Though FortisBC built on the principles of LEED (Leadership in Energy and Environmental Design) — a rating system designed by the United States Green Building Council to evaluate the environmental performance of a building — FortisBC did not go after LEED certification due to the cost — not just of the building, but to get certified.

“It really is about returning those cost savings to our customers and does having a label on the building return the cost savings given that investment, or does putting that investment into things that better serve our staff in having a purpose-built building?” said Bogdanovic.
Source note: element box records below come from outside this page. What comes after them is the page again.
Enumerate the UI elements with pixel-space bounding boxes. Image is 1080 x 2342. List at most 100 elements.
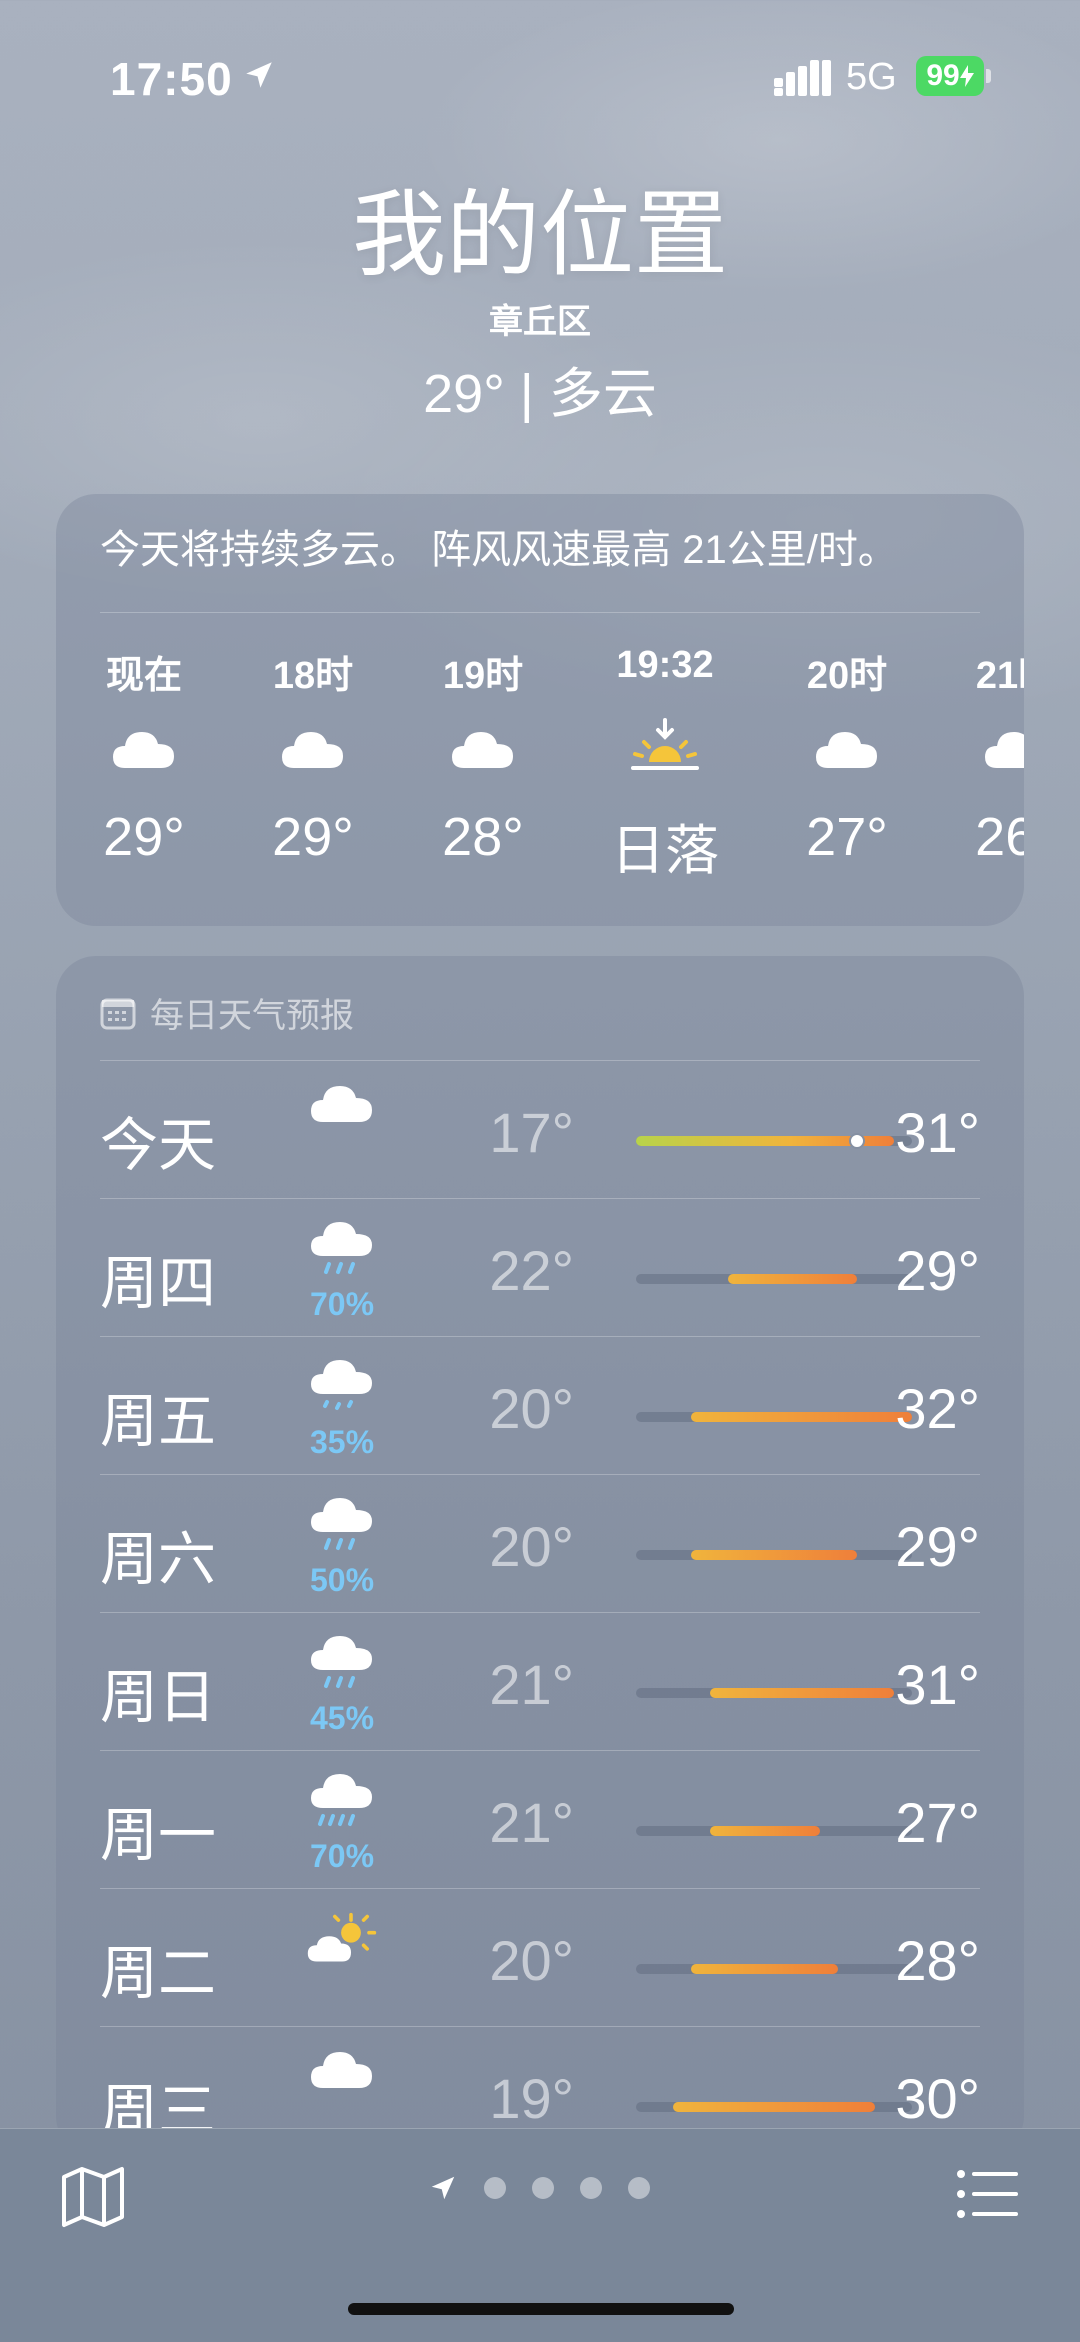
- location-arrow-icon[interactable]: [428, 2173, 458, 2203]
- day-label: 周四: [100, 1251, 217, 1316]
- temp-range-bar: [709, 1688, 894, 1698]
- day-label: 周一: [100, 1803, 217, 1868]
- temp-range-bar: [691, 1550, 857, 1560]
- heavy-rain-cloud-icon: [306, 1770, 378, 1840]
- signal-icon: [774, 60, 831, 96]
- day-label: 周五: [100, 1389, 217, 1454]
- divider: [100, 1474, 980, 1475]
- district-name: 章丘区: [489, 303, 591, 341]
- cloud-icon: [306, 2046, 378, 2116]
- low-temp: 20°: [489, 1377, 574, 1440]
- sunset-icon: [631, 718, 699, 770]
- forecast-description: 今天将持续多云。 阵风风速最高 21公里/时。: [100, 528, 898, 572]
- page-indicator[interactable]: [428, 2173, 650, 2203]
- high-temp: 27°: [895, 1791, 980, 1854]
- daily-forecast-title: 每日天气预报: [150, 997, 354, 1035]
- day-label: 周六: [100, 1527, 217, 1592]
- map-icon[interactable]: [60, 2163, 126, 2229]
- temp-range-track: [636, 2102, 912, 2112]
- high-temp: 30°: [895, 2067, 980, 2130]
- daily-row: 周六 50% 20° 29°: [100, 1474, 980, 1612]
- daily-row: 周五 35% 20° 32°: [100, 1336, 980, 1474]
- hour-temp: 29°: [272, 807, 354, 867]
- battery-level: 99: [926, 59, 960, 92]
- divider: [100, 1888, 980, 1889]
- daily-forecast-header: 每日天气预报: [100, 988, 354, 1037]
- page-dot-icon[interactable]: [580, 2177, 602, 2199]
- cloud-icon: [306, 1080, 378, 1150]
- temp-range-track: [636, 1964, 912, 1974]
- low-temp: 21°: [489, 1653, 574, 1716]
- temp-range-bar: [691, 1964, 839, 1974]
- status-bar: 17:50 5G 99: [0, 0, 1080, 150]
- low-temp: 22°: [489, 1239, 574, 1302]
- low-temp: 19°: [489, 2067, 574, 2130]
- high-temp: 29°: [895, 1515, 980, 1578]
- cloud-icon: [452, 732, 513, 768]
- current-summary: 29° | 多云: [423, 364, 657, 424]
- hour-item: 19:32 日落: [605, 644, 725, 885]
- home-indicator[interactable]: [348, 2303, 734, 2315]
- drizzle-cloud-icon: [306, 1356, 378, 1426]
- hour-item: 20时 27°: [787, 644, 907, 868]
- temp-range-bar: [709, 1826, 820, 1836]
- hour-item: 21时 26°: [956, 644, 1024, 868]
- temp-range-track: [636, 1412, 912, 1422]
- battery-indicator: 99: [916, 56, 984, 96]
- daily-row: 周一 70% 21° 27°: [100, 1750, 980, 1888]
- battery-nub: [986, 69, 991, 83]
- day-label: 周日: [100, 1665, 217, 1730]
- daily-forecast-card[interactable]: 每日天气预报 今天 17° 31° 周四 70% 22° 29° 周五 35% 20° 32° 周六 5…: [56, 956, 1024, 2156]
- calendar-icon: [100, 998, 136, 1029]
- temp-range-bar: [691, 1412, 912, 1422]
- rain-cloud-icon: [306, 1218, 378, 1288]
- high-temp: 32°: [895, 1377, 980, 1440]
- page-dot-icon[interactable]: [484, 2177, 506, 2199]
- low-temp: 20°: [489, 1929, 574, 1992]
- daily-row: 周日 45% 21° 31°: [100, 1612, 980, 1750]
- cloud-icon: [985, 732, 1024, 768]
- page-dot-icon[interactable]: [628, 2177, 650, 2199]
- cloud-icon: [282, 732, 343, 768]
- hourly-forecast-card[interactable]: 今天将持续多云。 阵风风速最高 21公里/时。 现在 29° 18时 29° 1…: [56, 494, 1024, 926]
- hour-item: 18时 29°: [253, 644, 373, 868]
- high-temp: 29°: [895, 1239, 980, 1302]
- temp-range-track: [636, 1826, 912, 1836]
- temp-range-track: [636, 1550, 912, 1560]
- hour-label: 19时: [442, 655, 524, 697]
- hour-label: 19:32: [616, 644, 714, 686]
- temp-range-bar: [672, 2102, 876, 2112]
- hour-label: 20时: [806, 655, 888, 697]
- daily-row: 周二 20° 28°: [100, 1888, 980, 2026]
- divider: [100, 1750, 980, 1751]
- location-header: 我的位置 章丘区 29° | 多云: [0, 180, 1080, 428]
- hour-label: 18时: [272, 655, 354, 697]
- list-icon[interactable]: [956, 2169, 1020, 2219]
- hour-temp: 日落: [611, 821, 719, 881]
- daily-row: 周四 70% 22° 29°: [100, 1198, 980, 1336]
- network-type: 5G: [846, 56, 897, 98]
- precip-chance: 50%: [309, 1562, 375, 1598]
- divider: [100, 2026, 980, 2027]
- page-dot-icon[interactable]: [532, 2177, 554, 2199]
- precip-chance: 45%: [309, 1700, 375, 1736]
- daily-row: 今天 17° 31°: [100, 1060, 980, 1198]
- precip-chance: 70%: [309, 1286, 375, 1322]
- day-label: 周二: [100, 1941, 217, 2006]
- day-label: 今天: [100, 1113, 217, 1178]
- divider: [100, 1336, 980, 1337]
- low-temp: 21°: [489, 1791, 574, 1854]
- hour-item: 19时 28°: [423, 644, 543, 868]
- hour-label: 21时: [975, 655, 1024, 697]
- hour-temp: 26°: [975, 807, 1024, 867]
- high-temp: 28°: [895, 1929, 980, 1992]
- hour-item: 现在 29°: [84, 644, 204, 868]
- temp-range-bar: [728, 1274, 857, 1284]
- divider: [100, 1198, 980, 1199]
- hour-label: 现在: [105, 655, 182, 697]
- location-arrow-icon: [246, 62, 272, 88]
- location-title: 我的位置: [351, 182, 728, 287]
- status-time: 17:50: [110, 53, 233, 105]
- temp-range-track: [636, 1133, 912, 1149]
- high-temp: 31°: [895, 1101, 980, 1164]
The facility also includes crew space, an open office surrounded by meeting rooms of varying size, sit-t0-stand desks, a lunch/meeting room with a room divider that opens onto a patio, a room where employees can hang wet clothing to be air dried and warehouse space.

The property the Kootenay Operations Centre is built on is 10 acres, with a five-acre yard, a 33,000-square-foot building and an employee parking lot that includes an electric charger. The approved budget for the project was $23 million and construction was quick, after starting in June last year.

The building replaced the Castlegar District Office and two buildings at South Slocan, and there are 125 positions stationed at the centre — none of them new.

Asked how many of those 125 people had relocated to Castlegar, Becky Richardson, facility planning manager, said she didn’t have the numbers, but she knew that some employees had relocated.